Cation Exchange Chromatography: A Technique to Isolate Target Recombinant Protein from Insect Cell Lysate Based on Net Surface Charge

Cation exchange chromatography facilitates protein separation from mixtures based on their net surface charge.

For target signal transducer protein isolation from insect cell protein lysate, obtain a dialyzed target protein lysate containing other contaminating proteins. Add sodium chloride-containing buffer to reduce lysate viscosity and improve protein solubility, which helps prevent chromatographic column clogging during run.

Additionally, buffer pH below the target protein's isoelectric point, pI, at which the protein has zero net charge, facilitates binding of excess hydrogen ions to negative carboxylate groups, making the target protein positively charged.

Assemble the chromatographic column containing crosslinked agarose beads coupled to negatively-charged groups. Add binding buffer to equilibrate the column and maximize column-protein interactions. Load the diluted lysate onto the equilibrated column.

More positively-charged target proteins interact and bind tightly to the negatively-charged groups of the column than less positively-charged contaminating proteins.

Wash the column with buffer to remove unbound negatively charged contaminating proteins. Subsequently, pass elution buffer, while gradually increasing its ionic strength.

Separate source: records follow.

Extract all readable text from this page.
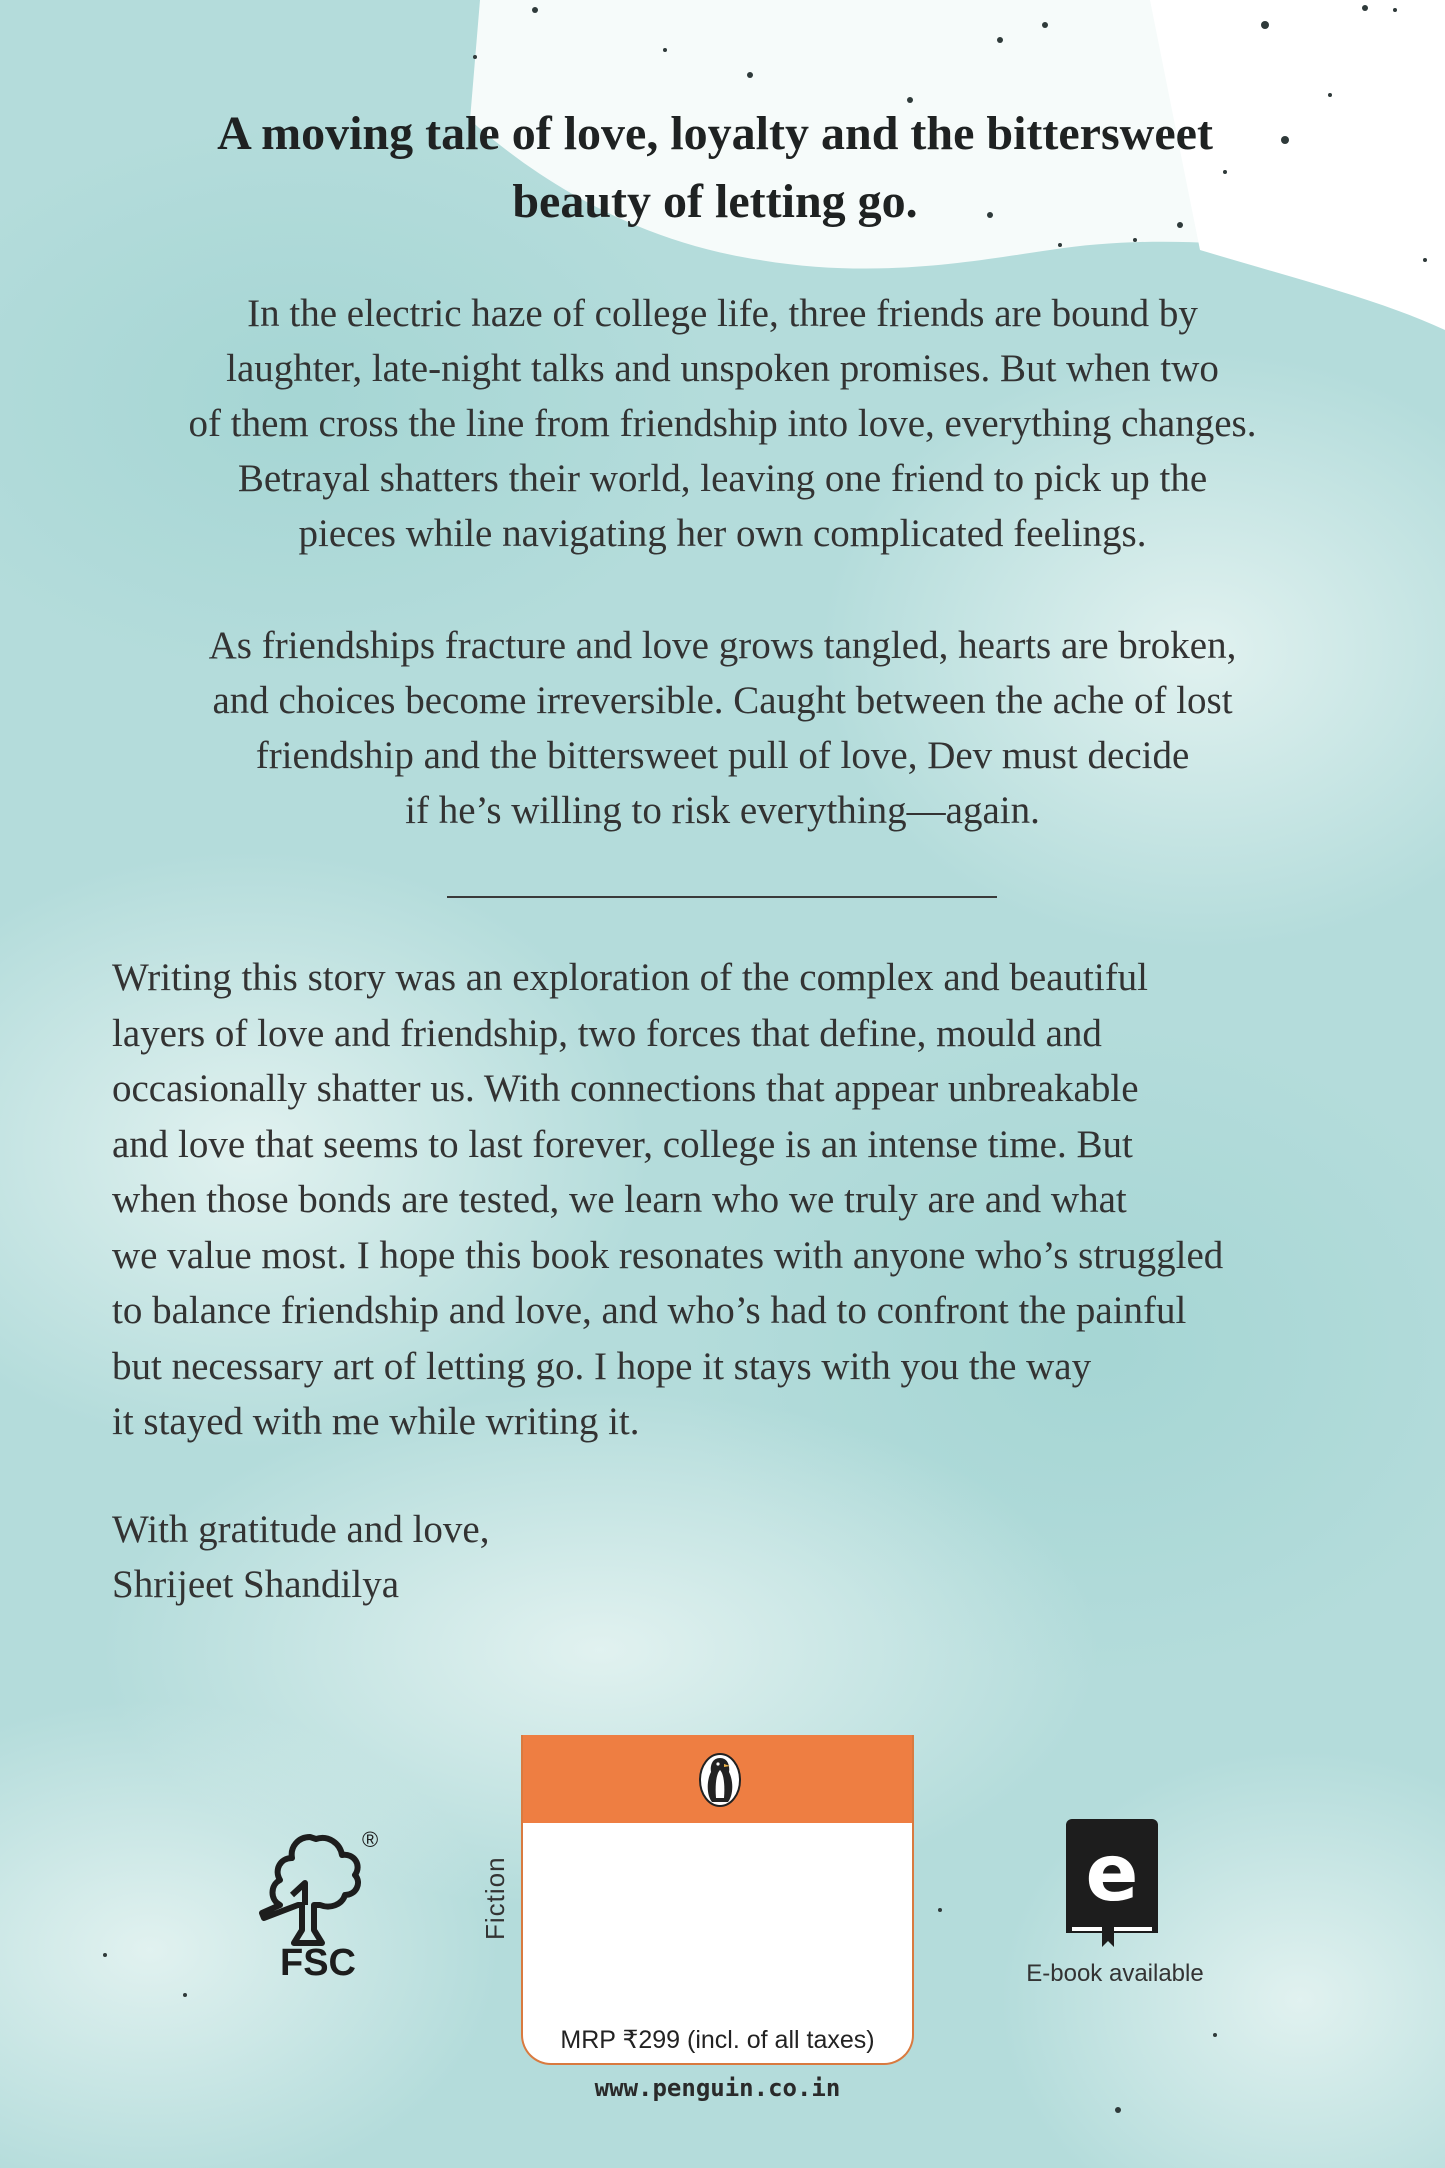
A moving tale of love, loyalty and the bittersweet
beauty of letting go.

In the electric haze of college life, three friends are bound by

laughter, late-night talks and unspoken promises. But when two

of them cross the line from friendship into love, everything changes.

Betrayal shatters their world, leaving one friend to pick up the

pieces while navigating her own complicated feelings.

As friendships fracture and love grows tangled, hearts are broken,

and choices become irreversible. Caught between the ache of lost

friendship and the bittersweet pull of love, Dev must decide

if he’s willing to risk everything—again.

Writing this story was an exploration of the complex and beautiful

layers of love and friendship, two forces that define, mould and

occasionally shatter us. With connections that appear unbreakable

and love that seems to last forever, college is an intense time. But

when those bonds are tested, we learn who we truly are and what

we value most. I hope this book resonates with anyone who’s struggled

to balance friendship and love, and who’s had to confront the painful

but necessary art of letting go. I hope it stays with you the way

it stayed with me while writing it.

With gratitude and love,

Shrijeet Shandilya

®
FSC
Fiction
MRP ₹299 (incl. of all taxes)
www.penguin.co.in
e
E-book available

At low ionic strength, there is minimal competition between the positive ions and proteins for the negative groups in the column, eluting weakly bound, less positively-charged contaminating proteins. However, as the ionic strength is increased, salt ions compete with tightly bound target signal transducer proteins and reduce interactions between the proteins and the column, eluting them as a purified fraction.